Whenever I tell someone I first meet that I’m a travel writer, I’m almost invariably asked the same questions.
They usually involve some variation on “What’s your favorite place in the world?”, “How do I get your job?”, and/or “Can I come with you?”
Depending on my mood at the moment, I may give one answer — or another — because some answers invariably lead to further discussion, while others almost always cut it short.
So here is my list of travel writer FAQs — with sometimes varying answers.
- What’s your favorite place in the world to visit?
If I have the time and inclination to talk, I say “Yap.”
I pick Yap because not only do I like it a lot, but hardly anyone has ever heard of it, so it leads to stimulating conversation.
Yap is a group of small islands in the far western Pacific that’s part of the Federated States of Micronesia. It’s best known as the Land of Stone Money because the Yapese have traditionally used huge, extremely heavy carved stones — shaped like bagels with holes in the middle — as their currency.
Mostly the stones just sit in one place, lining a pathway like an open-air bank. They’re too heavy to steal, and where would you take them anyway on these tiny islands?
There’s much more to the Yap story (I’ll write about it soon). Truth be told, though, if I could go to only one other country for the rest of my life, I’d probably pick Spain, Italy, or Greece.
But nobody ever asks, “Spain — where’s that?” so saying “Spain” (or Italy or Greece) is a conversation stopper. No one, however, is indifferent to a place called “Yap.”
- What was your least favorite place?
Nigeria. Hot, expensive, corrupt, dangerous, hard to get around, and on my first night there two guys asked me to referee a gunfight in a hotel lobby.
I got out as fast as I could, mainly by bribing the airline agent. (Interestingly, though, a nearby West African country — Togo — is one of my favorites.)
- How do I get to be a travel writer?
Most people aren’t actually serious when they ask this question, because they’re already doing something more lucrative — like doctoring or lawyering or plumbing — but they like the idea of getting paid to travel.
So sometimes I just give a short answer like, “Well, you have to travel and then be able to write about it.” The writing part usually stops them cold.
If I sense they’re serious about becoming a travel writer, I try to convince them not to.
I tell them it isn’t all glamour — have you ever done ten hotel inspections in one day? — the pay is less than stellar, and most magazines want to take a meat-ax to your stories because, supposedly, no one has the patience to read a long-form narrative any more.

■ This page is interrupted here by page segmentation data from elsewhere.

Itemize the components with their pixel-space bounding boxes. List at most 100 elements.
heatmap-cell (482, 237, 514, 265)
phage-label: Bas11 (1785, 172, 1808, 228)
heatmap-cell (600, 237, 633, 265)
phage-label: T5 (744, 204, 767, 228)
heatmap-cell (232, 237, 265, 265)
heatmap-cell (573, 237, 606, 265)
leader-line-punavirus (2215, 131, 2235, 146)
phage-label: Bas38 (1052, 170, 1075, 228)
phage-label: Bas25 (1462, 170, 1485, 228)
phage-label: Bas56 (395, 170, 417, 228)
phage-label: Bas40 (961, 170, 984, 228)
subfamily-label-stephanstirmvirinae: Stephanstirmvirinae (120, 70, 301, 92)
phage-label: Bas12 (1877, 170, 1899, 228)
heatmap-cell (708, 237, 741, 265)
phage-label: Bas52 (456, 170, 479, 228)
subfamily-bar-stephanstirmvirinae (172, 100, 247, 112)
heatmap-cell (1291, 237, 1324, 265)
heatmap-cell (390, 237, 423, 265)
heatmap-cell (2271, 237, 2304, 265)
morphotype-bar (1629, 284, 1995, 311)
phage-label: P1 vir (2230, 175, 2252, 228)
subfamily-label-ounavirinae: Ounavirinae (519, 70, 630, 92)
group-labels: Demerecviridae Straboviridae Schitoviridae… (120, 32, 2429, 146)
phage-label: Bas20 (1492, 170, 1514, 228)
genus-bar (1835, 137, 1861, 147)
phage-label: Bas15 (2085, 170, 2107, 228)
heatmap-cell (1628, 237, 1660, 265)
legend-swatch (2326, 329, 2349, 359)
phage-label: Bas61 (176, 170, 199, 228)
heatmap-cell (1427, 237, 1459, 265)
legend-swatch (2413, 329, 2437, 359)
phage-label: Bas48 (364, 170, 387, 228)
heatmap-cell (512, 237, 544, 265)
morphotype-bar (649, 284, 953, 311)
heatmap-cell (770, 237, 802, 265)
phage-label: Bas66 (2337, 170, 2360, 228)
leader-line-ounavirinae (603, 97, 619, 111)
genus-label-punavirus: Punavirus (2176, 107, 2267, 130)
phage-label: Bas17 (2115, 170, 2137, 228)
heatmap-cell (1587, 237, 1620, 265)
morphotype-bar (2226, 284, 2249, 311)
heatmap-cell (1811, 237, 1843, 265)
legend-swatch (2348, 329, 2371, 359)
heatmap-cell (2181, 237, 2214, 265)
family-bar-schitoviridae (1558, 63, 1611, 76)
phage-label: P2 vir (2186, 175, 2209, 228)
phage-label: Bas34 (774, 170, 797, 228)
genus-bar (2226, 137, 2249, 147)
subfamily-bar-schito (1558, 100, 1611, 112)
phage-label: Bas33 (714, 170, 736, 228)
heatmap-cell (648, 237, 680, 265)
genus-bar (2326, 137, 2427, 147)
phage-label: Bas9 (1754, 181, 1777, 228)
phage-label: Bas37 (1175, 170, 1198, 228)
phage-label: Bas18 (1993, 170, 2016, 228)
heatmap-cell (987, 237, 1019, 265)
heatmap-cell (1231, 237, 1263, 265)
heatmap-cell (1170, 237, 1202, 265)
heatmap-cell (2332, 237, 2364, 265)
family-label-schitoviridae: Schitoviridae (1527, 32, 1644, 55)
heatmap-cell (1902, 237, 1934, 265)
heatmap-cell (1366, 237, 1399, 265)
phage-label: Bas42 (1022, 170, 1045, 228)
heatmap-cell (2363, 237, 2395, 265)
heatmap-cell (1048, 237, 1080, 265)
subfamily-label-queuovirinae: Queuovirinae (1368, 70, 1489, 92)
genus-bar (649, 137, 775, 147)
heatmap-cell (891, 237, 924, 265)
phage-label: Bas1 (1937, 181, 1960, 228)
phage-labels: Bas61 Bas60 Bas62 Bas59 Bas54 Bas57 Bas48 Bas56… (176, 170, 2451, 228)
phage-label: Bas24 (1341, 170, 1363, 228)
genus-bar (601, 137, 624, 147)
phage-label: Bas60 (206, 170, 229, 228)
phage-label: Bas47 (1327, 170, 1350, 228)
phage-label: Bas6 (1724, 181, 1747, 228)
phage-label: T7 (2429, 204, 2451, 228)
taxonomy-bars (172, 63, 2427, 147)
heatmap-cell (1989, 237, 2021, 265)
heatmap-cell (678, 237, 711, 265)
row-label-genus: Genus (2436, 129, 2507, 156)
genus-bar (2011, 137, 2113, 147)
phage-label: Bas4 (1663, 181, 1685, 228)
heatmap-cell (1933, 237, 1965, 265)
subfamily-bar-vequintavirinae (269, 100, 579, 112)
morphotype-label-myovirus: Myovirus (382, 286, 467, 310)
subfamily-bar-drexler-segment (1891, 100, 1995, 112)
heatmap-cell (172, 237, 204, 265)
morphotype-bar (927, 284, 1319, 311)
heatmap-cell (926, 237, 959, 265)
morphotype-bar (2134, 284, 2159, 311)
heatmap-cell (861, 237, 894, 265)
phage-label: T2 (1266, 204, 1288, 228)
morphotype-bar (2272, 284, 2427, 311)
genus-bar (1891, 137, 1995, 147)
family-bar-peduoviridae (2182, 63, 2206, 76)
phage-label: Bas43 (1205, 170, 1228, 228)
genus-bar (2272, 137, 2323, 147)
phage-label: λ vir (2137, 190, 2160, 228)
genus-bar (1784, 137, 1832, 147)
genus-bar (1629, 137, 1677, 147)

Besides, there are already too many travel writers.
Then if they go ahead and say they’ll do it anyway, I will have done them a big favor. I started freelancing after listening to a successful freelancer tell an audience of would-be writers not to even try — it’s too hard.
It was the best advice I ever got, because I took it as a challenge. As if to spite that fellow, I’ve been freelancing for nearly 40 years and have specialized in travel for much of that time.
So, my advice to you aspiring travel writers is, don’t try it — it’s too hard.
- Do you have any specific tips on how to write about travel? (Asked by those who have ignored my warnings.)
Yes. Avoid cliches like the plague. They’re the kiss of death for your writing, hanging over your work like the Sword of Damocles, and will keep your Phoenix from rising from the ashes, especially if you’re writing about Tucson.
Other lazy, worn-out phrases to avoid: “spectacular sunsets,” “breathtaking vistas,” “quaint villages,” “tropical paradises,” “palm-fringed beaches,” “azure seas,” “majestic mountains,” “snow-capped peaks,” “lush vegetation,” “friendly natives.”
- You mean you’ve never used those phrases?
Of course I have — I’m a travel writer.
- How do I get published if I’ve never written anything?
That’s the beauty of today’s digital world. Start a blog.
- Can I make money blogging?
Yes. You just can’t make a living at it, unless you sell courses to other people on how to make money blogging.
- Do you need a photographer to go with you? (Offering up themselves.)
“Yes, but you’d have to share a cabin with me on the cruise.” That usually dissuades them.
- Would you take my kids with you? (When I was writing stories and guidebooks on family travel.)
“Ha ha, thanks, I needed a good laugh.”